At all these different points (hops) in the digital supply chain, latency and delay can be measured, giving an indication of where the ultimate streaming experience is landing and whether a performance bottleneck exists that needs further investigation.
Visibility and measurement are especially important where content moves from private network connections to the public Internet. The nature of the Internet and its underlying network infrastructure means that the paths available for traffic are always evolving and constantly changing. Each time a livestream occurs, it will likely encounter a different set of environmental conditions and follow a slightly different path to reach the end user.

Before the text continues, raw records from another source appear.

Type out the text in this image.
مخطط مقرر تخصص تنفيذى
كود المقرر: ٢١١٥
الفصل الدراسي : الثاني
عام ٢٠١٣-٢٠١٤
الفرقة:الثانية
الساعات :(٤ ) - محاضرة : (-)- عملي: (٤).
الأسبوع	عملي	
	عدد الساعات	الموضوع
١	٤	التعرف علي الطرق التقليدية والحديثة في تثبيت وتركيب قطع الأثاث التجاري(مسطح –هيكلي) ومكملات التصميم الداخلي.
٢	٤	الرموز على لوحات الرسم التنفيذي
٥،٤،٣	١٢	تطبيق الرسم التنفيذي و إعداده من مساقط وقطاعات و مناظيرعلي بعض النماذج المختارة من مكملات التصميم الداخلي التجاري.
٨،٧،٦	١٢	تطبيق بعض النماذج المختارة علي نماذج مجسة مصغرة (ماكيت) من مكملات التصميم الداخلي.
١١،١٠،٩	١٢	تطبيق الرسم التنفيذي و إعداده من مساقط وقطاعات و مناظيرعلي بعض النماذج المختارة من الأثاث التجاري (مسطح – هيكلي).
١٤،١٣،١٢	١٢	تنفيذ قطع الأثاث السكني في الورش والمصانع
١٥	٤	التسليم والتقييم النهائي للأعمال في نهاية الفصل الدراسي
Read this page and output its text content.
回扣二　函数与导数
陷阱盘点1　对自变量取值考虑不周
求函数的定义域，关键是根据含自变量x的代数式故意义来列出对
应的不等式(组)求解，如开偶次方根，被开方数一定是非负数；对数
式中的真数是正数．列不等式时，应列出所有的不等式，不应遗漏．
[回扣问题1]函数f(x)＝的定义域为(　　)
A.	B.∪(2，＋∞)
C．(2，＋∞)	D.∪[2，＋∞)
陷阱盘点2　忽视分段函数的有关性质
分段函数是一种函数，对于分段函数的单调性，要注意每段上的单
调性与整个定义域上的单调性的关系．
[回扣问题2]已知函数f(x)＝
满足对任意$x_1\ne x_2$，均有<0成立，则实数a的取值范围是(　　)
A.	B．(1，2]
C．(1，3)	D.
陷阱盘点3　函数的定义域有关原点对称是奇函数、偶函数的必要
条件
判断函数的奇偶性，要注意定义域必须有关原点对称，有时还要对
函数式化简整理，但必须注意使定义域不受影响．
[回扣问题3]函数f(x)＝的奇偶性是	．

The predictability of that path depends on how much intelligence the sports or livestream provider has about it. The greater the visibility, the more predictable the path to the end user is, because the provider can make conscious choices about which network providers to partner with, based on an understanding of how each routes or reroutes traffic under different conditions. . It also makes identification of a fault domain easier, in case a performance bottleneck is identified that requires recovery while the stream is taking place.
The best-placed live sports streaming providers are able to validate underlying network conditions before going live with a broadcast. By setting up tests that show how a stream would perform for different users in different geographic locations, they can best understand what’s happening in advance. They also have a reference point with which to monitor performance over the duration of the streaming event.